In conditions favourable for seamers, a role of a spinner is usually underestimated. Even on a lush green surface, a spinner can make a huge impact. The team that has a more accurate spinner have an advantage. He can maintain a tight line and squeeze the flow of runs from his end, which will not only allow the rotation of bowlers effectively but also provide rest to the front liners.

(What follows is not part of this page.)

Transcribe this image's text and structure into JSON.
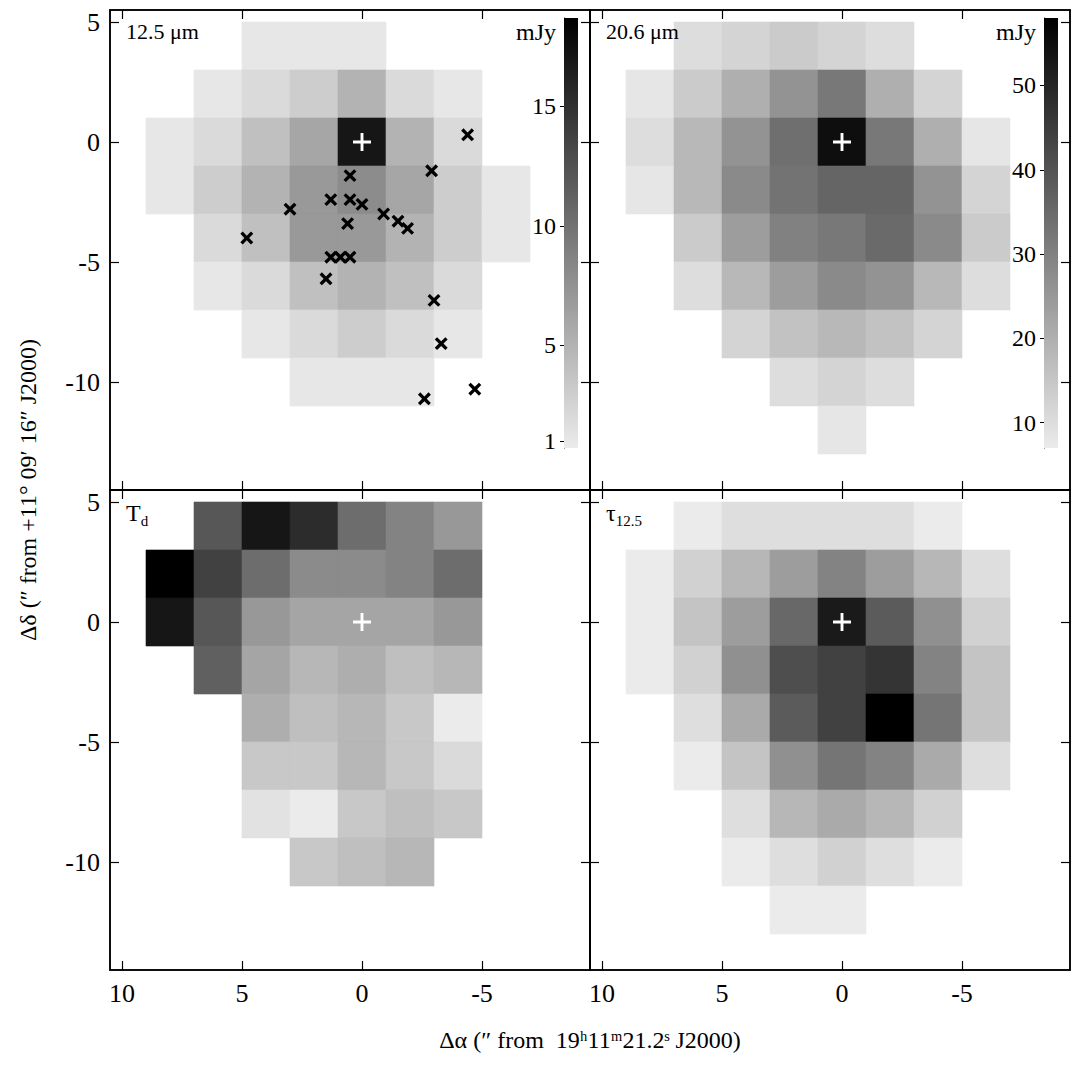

Australia won the toss and opted to bat first, South African seamers did well to get rid of the top-order after which, Steve Smith and Shaun Marsh were rebuilding. Maharaj broke Australia’s spine by getting rid of Smith for 56. The Australian skipper has a knack for scoring big and is also a very good player of spin. His dismissal brought South Africa back into the game and provided a big opportunity to pull things back. Maharaj followed it with the key wicket of Shaun Marsh and then cleaned up the Australian tail with his guile. Australia were derailed for 351 while Maharaj had five wickets under his belt.

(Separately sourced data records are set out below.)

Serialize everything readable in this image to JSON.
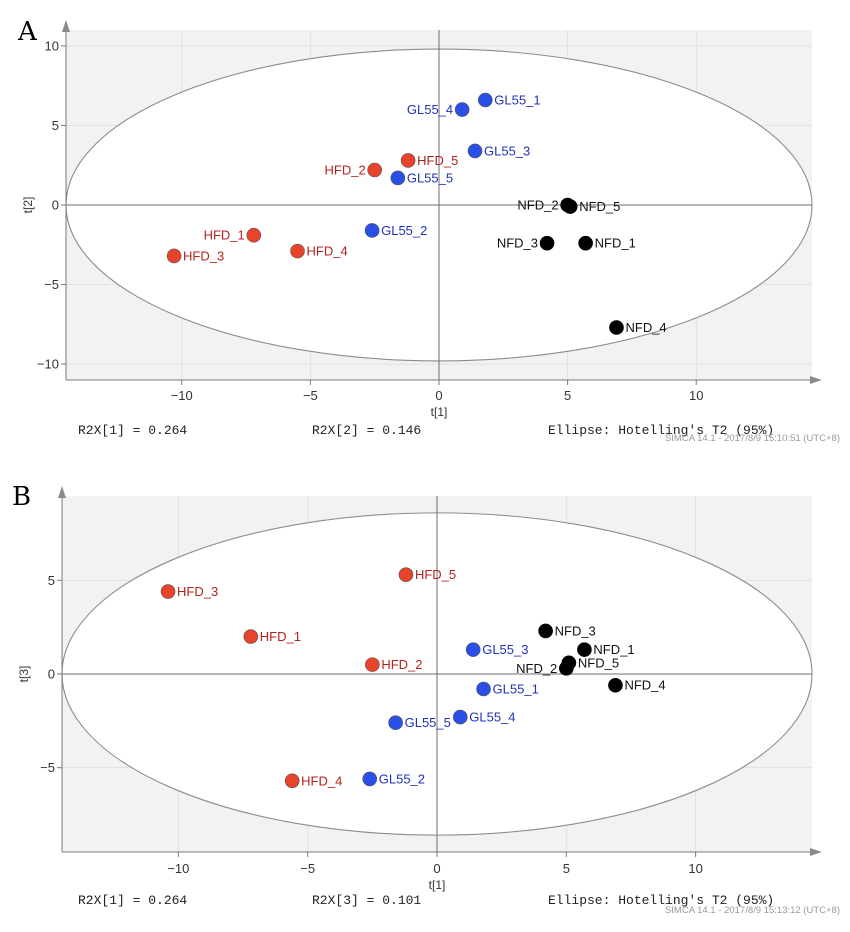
{
  "colors": {
    "HFD": "#e8432d",
    "GL55": "#2a4fe6",
    "NFD": "#000000",
    "HFD_text": "#b5221c",
    "GL55_text": "#2233b8",
    "NFD_text": "#111111"
  },
  "chart_data": [
    {
      "type": "scatter",
      "panel": "A",
      "xlabel": "t[1]",
      "ylabel": "t[2]",
      "xlim": [
        -14.5,
        14.5
      ],
      "ylim": [
        -11,
        11
      ],
      "xticks": [
        -10,
        -5,
        0,
        5,
        10
      ],
      "yticks": [
        -10,
        -5,
        0,
        5,
        10
      ],
      "ellipse": {
        "rx": 14.5,
        "ry": 9.8
      },
      "footer": {
        "r2x_first": "R2X[1] = 0.264",
        "r2x_second": "R2X[2] = 0.146",
        "ellipse_note": "Ellipse: Hotelling's T2 (95%)"
      },
      "stamp": "SIMCA 14.1 - 2017/8/9 15:10:51 (UTC+8)",
      "points": [
        {
          "label": "HFD_1",
          "group": "HFD",
          "x": -7.2,
          "y": -1.9,
          "pos": "left"
        },
        {
          "label": "HFD_2",
          "group": "HFD",
          "x": -2.5,
          "y": 2.2,
          "pos": "left"
        },
        {
          "label": "HFD_3",
          "group": "HFD",
          "x": -10.3,
          "y": -3.2,
          "pos": "right"
        },
        {
          "label": "HFD_4",
          "group": "HFD",
          "x": -5.5,
          "y": -2.9,
          "pos": "right"
        },
        {
          "label": "HFD_5",
          "group": "HFD",
          "x": -1.2,
          "y": 2.8,
          "pos": "right"
        },
        {
          "label": "GL55_1",
          "group": "GL55",
          "x": 1.8,
          "y": 6.6,
          "pos": "right"
        },
        {
          "label": "GL55_2",
          "group": "GL55",
          "x": -2.6,
          "y": -1.6,
          "pos": "right"
        },
        {
          "label": "GL55_3",
          "group": "GL55",
          "x": 1.4,
          "y": 3.4,
          "pos": "right"
        },
        {
          "label": "GL55_4",
          "group": "GL55",
          "x": 0.9,
          "y": 6.0,
          "pos": "left"
        },
        {
          "label": "GL55_5",
          "group": "GL55",
          "x": -1.6,
          "y": 1.7,
          "pos": "right"
        },
        {
          "label": "NFD_1",
          "group": "NFD",
          "x": 5.7,
          "y": -2.4,
          "pos": "right"
        },
        {
          "label": "NFD_2",
          "group": "NFD",
          "x": 5.0,
          "y": 0.0,
          "pos": "left"
        },
        {
          "label": "NFD_3",
          "group": "NFD",
          "x": 4.2,
          "y": -2.4,
          "pos": "left"
        },
        {
          "label": "NFD_4",
          "group": "NFD",
          "x": 6.9,
          "y": -7.7,
          "pos": "right"
        },
        {
          "label": "NFD_5",
          "group": "NFD",
          "x": 5.1,
          "y": -0.1,
          "pos": "right"
        }
      ]
    },
    {
      "type": "scatter",
      "panel": "B",
      "xlabel": "t[1]",
      "ylabel": "t[3]",
      "xlim": [
        -14.5,
        14.5
      ],
      "ylim": [
        -9.5,
        9.5
      ],
      "xticks": [
        -10,
        -5,
        0,
        5,
        10
      ],
      "yticks": [
        -5,
        0,
        5
      ],
      "ellipse": {
        "rx": 14.5,
        "ry": 8.6
      },
      "footer": {
        "r2x_first": "R2X[1] = 0.264",
        "r2x_second": "R2X[3] = 0.101",
        "ellipse_note": "Ellipse: Hotelling's T2 (95%)"
      },
      "stamp": "SIMCA 14.1 - 2017/8/9 15:13:12 (UTC+8)",
      "points": [
        {
          "label": "HFD_1",
          "group": "HFD",
          "x": -7.2,
          "y": 2.0,
          "pos": "right"
        },
        {
          "label": "HFD_2",
          "group": "HFD",
          "x": -2.5,
          "y": 0.5,
          "pos": "right"
        },
        {
          "label": "HFD_3",
          "group": "HFD",
          "x": -10.4,
          "y": 4.4,
          "pos": "right"
        },
        {
          "label": "HFD_4",
          "group": "HFD",
          "x": -5.6,
          "y": -5.7,
          "pos": "right"
        },
        {
          "label": "HFD_5",
          "group": "HFD",
          "x": -1.2,
          "y": 5.3,
          "pos": "right"
        },
        {
          "label": "GL55_1",
          "group": "GL55",
          "x": 1.8,
          "y": -0.8,
          "pos": "right"
        },
        {
          "label": "GL55_2",
          "group": "GL55",
          "x": -2.6,
          "y": -5.6,
          "pos": "right"
        },
        {
          "label": "GL55_3",
          "group": "GL55",
          "x": 1.4,
          "y": 1.3,
          "pos": "right"
        },
        {
          "label": "GL55_4",
          "group": "GL55",
          "x": 0.9,
          "y": -2.3,
          "pos": "right"
        },
        {
          "label": "GL55_5",
          "group": "GL55",
          "x": -1.6,
          "y": -2.6,
          "pos": "right"
        },
        {
          "label": "NFD_1",
          "group": "NFD",
          "x": 5.7,
          "y": 1.3,
          "pos": "right"
        },
        {
          "label": "NFD_2",
          "group": "NFD",
          "x": 5.0,
          "y": 0.3,
          "pos": "left"
        },
        {
          "label": "NFD_3",
          "group": "NFD",
          "x": 4.2,
          "y": 2.3,
          "pos": "right"
        },
        {
          "label": "NFD_4",
          "group": "NFD",
          "x": 6.9,
          "y": -0.6,
          "pos": "right"
        },
        {
          "label": "NFD_5",
          "group": "NFD",
          "x": 5.1,
          "y": 0.6,
          "pos": "right"
        }
      ]
    }
  ]
}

Maharaj is a silent assassin and does his job rather silently.Talking about Maharaj and Lyon, both the spinners are unique in their own way. Different styles of bowling, but consistency is always there. There is a huge difference in the amount of experience they both carry. Maharaj has 66 wickets at 26.54 from 17 Tests while Lyon has been the most successful offspinner from his country with 293 wickets at 31.78 from 75 games. Lyon definitely holds an upper hand, but Maharaj has shown a great promise and has been very impactful. The battle between the two will be the flavour of the season in my opinion.
Despite being more effective at Durban, Maharaj ended up on the losing side, mainly due to South Africa’s batting failure. Of course, it will be cruel to judge Lyon as the Australian seamers wreaked havoc, but Maharaj was outstanding in both the innings. He displayed some staggering accuracy and control in the first innings, which he has a knack for doing. He did make mistakes but was quick enough to rectify those.
Maharaj continued his good form in the second innings as well, picking 4 for 102. He bowled 29.4 overs in the second innings, after having bowled 33.4 overs in the first. South Africa may have lost the game, but there were certainly a lot of positives to take. The young blood is shaping well.
Maharaj does not attract a lot of attention and is hardly expressive – he does his work silently. Just 17 Tests old, he has shown the potential of developing into a world-class Test spinner. He is certainly the best in his country for now, but the upcoming matches will test his mettle and skills.
After losing the Durban campaign, the onus of making a comeback is now on South Africa. Maharaj’s heroics may have been camouflaged by Australia’s victory, but he will have more opportunities in the series to show what he is made of. He has the hunger and if South Africa opt to dish out slower tracks in the remainder of the series, Maharaj will surely pose a massive threat and challenge of a different kind.